Simple Garlic & Shallot Dal Recipe

Soups

March 21, 2026

There’s nothing quite like the comfort of a simple, homemade dal. This everyday recipe, a staple in my kitchen, combines creamy mung beans and quick-cooking masoor dal into a nourishing, soulful dish. The magic happens with the ‘tarka’—a sizzling tempering of garlic, cumin, and crispy shallots that fills the air with an irresistible aroma. Serve it with a bowl of fluffy rice or a warm flatbread, a cooling raita, and a simple vegetable side for a truly complete and satisfying meal.

Ingredients

• 1 cup / 200g mung beans
• ¼ cup / 50g masoor dal red lentils
• ½ teaspoon ground turmeric
• 1–2 fresh hot green chilies, finely chopped
• 1 large clove garlic, peeled and lightly crushed
• 1½ teaspoons salt, or to taste
• 4½ cups / 1.1 liters water
• For the Tarka (Tempering)
• 2 tablespoons olive or peanut oil
• ½ teaspoon whole cumin seeds
• 1 dried hot red chili
• ½ medium shallot, peeled and cut into very fine slivers

Instructions

1. Rinse and Cook the Dals: Combine the mung beans and masoor dal in a bowl. Wash them under running water, swirling with your fingers, until the water runs clear. Drain well. Place the rinsed dals in a heavy-based pot with 4½ cups of water. Bring to a rolling boil, using a spoon to skim off any foam that rises to the surface.
2. Simmer to Perfection: Stir in the ground turmeric, chopped green chilies, and the crushed garlic clove. Reduce the heat to low, partially cover the pot, and let it simmer very gently for about 45 minutes, or until the dals are completely soft and tender.
3. Finish the Dal Base: Once cooked, use a potato masher or an immersion blender to gently mash the dal to your desired consistency—I like it mostly smooth with a little texture. Stir in the salt.
4. Prepare the Tarka: While the dal is finishing, heat the oil in a small frying pan or tadka pan over medium-high heat. When the oil shimmers, add the cumin seeds. Let them sizzle and become fragrant for about 5 seconds.
5. Bloom the Spices: Add the dried red chili and stir for a few seconds until it darkens slightly. Immediately add the slivered shallots and fry, stirring frequently, until they turn a deep, reddish-brown and become crispy.
6. Combine and Serve: Carefully pour the entire sizzling tarka—oil and all—directly over the cooked dal. Immediately cover the pot with a lid for a minute to trap all the incredible aromas. Stir gently just before serving hot.

Nutritional Information

• Plant-Based Powerhouse: This dal is an excellent source of plant-based protein and dietary fiber, promoting satiety and digestive health.
• Rich in Micronutrients: Packed with essential minerals like iron, magnesium, and folate.
• Naturally Gluten-Free: A wholesome, gluten-free dish that’s both nourishing and easy to digest.
• Heart-Healthy: Low in saturated fat and cholesterol-free.

Pro Tips

• For a creamier texture and faster cooking time, soak the mung beans and masoor dal in water for at least 30 minutes before cooking.
• Adjust the final consistency by adding a splash of hot water if the dal is too thick, or simmering it uncovered for a few more minutes if it’s too thin.
• Control the heat by de-seeding the green and red chilies for a milder flavor, or leaving them in for an extra kick.
• Don’t rush the shallots! Frying them to a deep reddish-brown is key to developing a rich, sweet, and savory flavor in the tarka.

FAQ

Q: Is this dal a good source of plant-based protein
A: Absolutely. This dal is an excellent source of vegetarian protein, combining both mung beans and masoor dal (red lentils). These legumes are packed with protein and dietary fiber, making it a highly nutritious and satisfying meal that supports muscle health and keeps you feeling full.
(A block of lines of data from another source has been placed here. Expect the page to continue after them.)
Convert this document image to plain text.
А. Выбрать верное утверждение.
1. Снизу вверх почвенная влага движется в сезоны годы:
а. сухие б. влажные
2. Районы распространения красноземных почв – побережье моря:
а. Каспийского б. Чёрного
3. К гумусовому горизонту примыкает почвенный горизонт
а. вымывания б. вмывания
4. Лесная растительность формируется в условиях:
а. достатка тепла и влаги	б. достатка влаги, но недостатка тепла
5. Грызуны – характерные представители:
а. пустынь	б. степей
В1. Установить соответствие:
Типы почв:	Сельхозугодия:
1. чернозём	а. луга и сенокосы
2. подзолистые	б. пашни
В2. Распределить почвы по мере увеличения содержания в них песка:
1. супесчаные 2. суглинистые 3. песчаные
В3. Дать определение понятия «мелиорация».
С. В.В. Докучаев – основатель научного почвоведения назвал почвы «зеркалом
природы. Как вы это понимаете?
Q: Can I make this dal recipe vegan
A: Yes, this recipe is naturally vegan as written. It uses olive or peanut oil for the tarka instead of ghee (clarified butter). As long as you stick to a plant-based oil, the entire dish is 100% vegan and dairy-free.

Q: How should I store and reheat leftover dal
A: You can store leftover dal in an airtight container in the refrigerator for up to 4 days. The dal will thicken as it cools. To reheat, simply warm it in a saucepan over medium-low heat, adding a splash of water or vegetable broth to reach your desired consistency.

Q: What if I only have one type of lentil
A: You can certainly make this recipe with just one type of lentil. Using only masoor dal will result in a quicker cooking time and a smoother texture. Using only whole mung beans will take longer to cook and will have a different, but still delicious, consistency. Adjust simmering time and water as needed.